Cover of The Essential Patricia A. McKillip, featuring a shadowy horse and a dreaming woman in front of a thorn-laced window; her hair has golden leaves in it, and she's wearing golden earrings and a necklace, with a low-cut top and a sash or girldle around her waist.

“The Harrowing of the Dragon of Hoarsbreath” is not a happy story, but it really had an impact on me. Two people talk past each other, in conversation but not really listening to each other; their separate actions affect each other, and the world, greatly. In that way, although it’s high fantasy, it reminds me a little of Charlie Jane Anders’ All the Birds in the Sky.

“Out of the Woods” features a woman who’s not very articulate, but she notices the world more than her brother or the scholar she does housekeeping for, and so she sees wonders.

“The Stranger” is a gorgeous story (in the lyrical words, and the telling) about a man impelled to create monsters out of music, and a woman who weaves, who sees him, and who speaks, and how they affect each other.

I adore “The Gorgon in the Cupboard” for the way it talks about artists’ inspirations, and learning to see other people. Also, one of the characters reminds me very much of Sandy Campbell in The Five Red Herrings by Dorothy Sayers, in the way that he practically worships another man’s wife, but things end far more happily here.

I won’t talk about all the stories in the book, and I won’t name all the stories I discuss here, for fear of spoilers. But there’s a lovely one about a wanderer carrying a heavy burden, who finds unexpected mercy at what he thinks is just a waystation, and a very funny one about a witch who keeps taking different forms, and some of her misadventures, and a wry tale about a supernatural creature who gets drawn into staying in the mortal world, and a hopeful tale about a girl who steps into a different world and vows to return to it someday.

I don’t think I’d have chosen to title a collection of McKillip’s short stories as Essential, because I don’t think that by themselves, they’re quite enough to encompass her mastery of the craft of storytelling. To get a true sense of this author, it’s necessary to read some of her novels as well, experiencing the depths and heights of lyricism and characterization and thematic development that she achieved in her longform fiction.
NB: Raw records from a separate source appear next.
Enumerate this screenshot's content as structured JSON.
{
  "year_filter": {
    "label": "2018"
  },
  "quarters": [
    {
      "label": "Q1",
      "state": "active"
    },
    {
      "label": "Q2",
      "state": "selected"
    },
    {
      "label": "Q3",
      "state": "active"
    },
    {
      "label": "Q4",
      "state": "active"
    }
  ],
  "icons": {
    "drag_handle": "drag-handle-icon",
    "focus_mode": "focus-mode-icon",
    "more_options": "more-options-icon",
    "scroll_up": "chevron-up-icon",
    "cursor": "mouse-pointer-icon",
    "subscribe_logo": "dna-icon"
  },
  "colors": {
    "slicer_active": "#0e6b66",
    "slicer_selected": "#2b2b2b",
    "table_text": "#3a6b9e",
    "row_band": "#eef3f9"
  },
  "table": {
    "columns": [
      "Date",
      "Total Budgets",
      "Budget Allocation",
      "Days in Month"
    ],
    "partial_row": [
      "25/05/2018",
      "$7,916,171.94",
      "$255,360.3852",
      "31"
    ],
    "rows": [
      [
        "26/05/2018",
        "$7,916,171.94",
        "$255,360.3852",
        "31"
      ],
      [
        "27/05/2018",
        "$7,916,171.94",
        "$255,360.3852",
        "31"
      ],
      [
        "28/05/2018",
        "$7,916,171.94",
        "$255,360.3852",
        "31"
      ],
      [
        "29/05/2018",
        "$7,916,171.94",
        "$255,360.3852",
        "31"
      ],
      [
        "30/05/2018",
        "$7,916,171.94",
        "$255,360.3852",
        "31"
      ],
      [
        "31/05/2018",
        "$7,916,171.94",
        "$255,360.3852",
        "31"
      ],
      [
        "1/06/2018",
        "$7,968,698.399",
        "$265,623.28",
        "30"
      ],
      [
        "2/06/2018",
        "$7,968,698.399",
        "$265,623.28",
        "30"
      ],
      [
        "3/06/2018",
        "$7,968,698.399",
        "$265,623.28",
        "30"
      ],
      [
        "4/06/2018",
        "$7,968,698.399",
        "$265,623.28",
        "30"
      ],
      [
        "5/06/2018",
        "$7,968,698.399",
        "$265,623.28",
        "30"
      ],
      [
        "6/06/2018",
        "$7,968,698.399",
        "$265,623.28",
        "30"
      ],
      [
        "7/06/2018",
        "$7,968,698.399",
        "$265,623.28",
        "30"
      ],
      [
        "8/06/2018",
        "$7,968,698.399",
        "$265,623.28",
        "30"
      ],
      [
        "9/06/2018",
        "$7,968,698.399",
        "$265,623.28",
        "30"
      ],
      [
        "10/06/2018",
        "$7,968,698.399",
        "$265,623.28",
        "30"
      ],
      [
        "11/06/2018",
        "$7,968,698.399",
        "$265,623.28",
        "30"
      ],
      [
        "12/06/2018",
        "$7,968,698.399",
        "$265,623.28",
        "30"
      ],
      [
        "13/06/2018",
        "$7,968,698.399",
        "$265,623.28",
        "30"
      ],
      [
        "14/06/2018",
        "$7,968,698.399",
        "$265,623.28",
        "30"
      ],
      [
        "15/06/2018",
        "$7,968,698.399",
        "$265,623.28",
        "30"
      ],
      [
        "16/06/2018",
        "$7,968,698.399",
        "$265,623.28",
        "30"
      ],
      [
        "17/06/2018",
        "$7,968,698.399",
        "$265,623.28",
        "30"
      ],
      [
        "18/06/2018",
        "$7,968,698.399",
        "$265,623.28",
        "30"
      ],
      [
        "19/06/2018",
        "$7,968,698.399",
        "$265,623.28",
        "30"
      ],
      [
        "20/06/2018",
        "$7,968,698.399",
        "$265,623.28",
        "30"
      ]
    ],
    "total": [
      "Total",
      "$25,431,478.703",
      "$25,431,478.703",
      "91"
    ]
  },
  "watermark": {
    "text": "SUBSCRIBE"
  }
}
However, for someone who wants an introduction to McKillip’s worlds, or who’s read the novels but never any of the gems of her short fiction, this is a great place to start.


Content warnings: Violent deaths, gendered expectations by some characters.

Comps: Tales from Earthsea by Ursula K. LeGuin; The Unbalancing by R.B. Lemberg, Dreams of Dark and Light: The Great Short Fiction of Tanith Lee.

Disclaimer: I received a free eARC of this book from the publisher via NetGalley.